His interception total (26) is kind of low. If you’re looking to knock John Lynch, you can begin there.
His teams won only one Super Bowl. That keeps him from being a slam dunk of a candidate.
He already has two teammates from his defense into the Hall. Other teams have more, but voters lose interest the more players a team has in.
But if you want to know the challenge that Lynch, the great of the Tampa Bay Bucs, faces in today’s Hall of Fame vote, it’s easy. He’s a safety. And most years, safeties need not apply.
It has been 19 years now since the Vikings’ Paul Krause made it to the Hall as a pure safety, and his election came after 19 years in the voting.
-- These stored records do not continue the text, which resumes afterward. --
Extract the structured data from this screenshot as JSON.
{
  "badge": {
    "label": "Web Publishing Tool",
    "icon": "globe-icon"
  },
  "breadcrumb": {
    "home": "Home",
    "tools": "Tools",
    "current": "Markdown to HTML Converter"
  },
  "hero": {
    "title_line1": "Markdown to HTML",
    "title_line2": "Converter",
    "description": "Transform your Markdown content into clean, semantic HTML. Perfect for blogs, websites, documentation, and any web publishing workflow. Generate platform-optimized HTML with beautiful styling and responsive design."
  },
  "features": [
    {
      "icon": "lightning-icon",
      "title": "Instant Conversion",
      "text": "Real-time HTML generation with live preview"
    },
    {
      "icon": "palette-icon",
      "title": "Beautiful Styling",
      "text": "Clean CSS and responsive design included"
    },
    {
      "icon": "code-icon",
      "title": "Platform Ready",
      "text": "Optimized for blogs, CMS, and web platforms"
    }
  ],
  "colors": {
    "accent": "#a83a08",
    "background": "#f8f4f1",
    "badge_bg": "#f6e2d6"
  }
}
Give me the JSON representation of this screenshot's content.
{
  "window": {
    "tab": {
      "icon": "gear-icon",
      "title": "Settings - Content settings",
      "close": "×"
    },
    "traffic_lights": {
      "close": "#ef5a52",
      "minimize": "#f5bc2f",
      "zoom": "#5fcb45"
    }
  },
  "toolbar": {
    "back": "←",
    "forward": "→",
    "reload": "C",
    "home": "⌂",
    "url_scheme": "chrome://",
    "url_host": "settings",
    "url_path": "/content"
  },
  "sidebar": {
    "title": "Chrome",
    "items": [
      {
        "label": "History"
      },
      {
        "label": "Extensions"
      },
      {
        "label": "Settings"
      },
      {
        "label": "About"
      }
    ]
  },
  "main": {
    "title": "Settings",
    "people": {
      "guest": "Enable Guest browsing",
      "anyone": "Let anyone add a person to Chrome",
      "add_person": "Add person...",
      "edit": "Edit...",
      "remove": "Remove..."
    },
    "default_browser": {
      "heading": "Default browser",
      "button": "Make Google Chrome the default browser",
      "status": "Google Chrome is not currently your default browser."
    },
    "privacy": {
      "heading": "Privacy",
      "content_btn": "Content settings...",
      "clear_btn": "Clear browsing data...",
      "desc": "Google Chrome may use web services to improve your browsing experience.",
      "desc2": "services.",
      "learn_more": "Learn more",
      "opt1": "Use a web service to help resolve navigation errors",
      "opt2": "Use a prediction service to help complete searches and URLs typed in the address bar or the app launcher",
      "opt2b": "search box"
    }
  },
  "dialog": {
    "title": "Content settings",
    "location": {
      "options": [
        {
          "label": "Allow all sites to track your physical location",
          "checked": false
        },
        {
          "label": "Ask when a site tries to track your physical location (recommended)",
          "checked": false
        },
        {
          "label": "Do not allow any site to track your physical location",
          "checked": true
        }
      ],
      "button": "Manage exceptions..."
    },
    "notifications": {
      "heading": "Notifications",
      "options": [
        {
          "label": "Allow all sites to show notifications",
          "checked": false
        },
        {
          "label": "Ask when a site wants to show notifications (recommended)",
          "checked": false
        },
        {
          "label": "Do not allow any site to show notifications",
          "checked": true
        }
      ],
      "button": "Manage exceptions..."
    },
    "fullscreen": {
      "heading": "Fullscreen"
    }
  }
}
The knock persists that safeties are really slow corners — never mind that coaches will tell you it’s a whole different skill set. Only kickers have it harder than safeties.
Oh, other players have gotten in — Ronnie Lott and Mel Renfro and Rod Woodson, but those guys all started their careers as cornerbacks. But guys who have played only safety have vanished from Canton.
Of course, it’s hard to quantify. Receivers have catches and quarterbacks have passes, and running backs have yards. But safeties are more of a challenge.
This year, a logjam has begun at the position. Brian Dawkins has joined the race with Lynch and former Broncos Steve Atwater, and former Seahawk Kenny Easley is the senior candidate.
In upcoming years, Troy Polamalu and Ed Reed will join the list.
For Lynch, a heavy hitter and sure tackler in the Bucs’ great defensive run, this might be the best chance he has to get into the Hall.
In Tampa, not many doubt he belongs.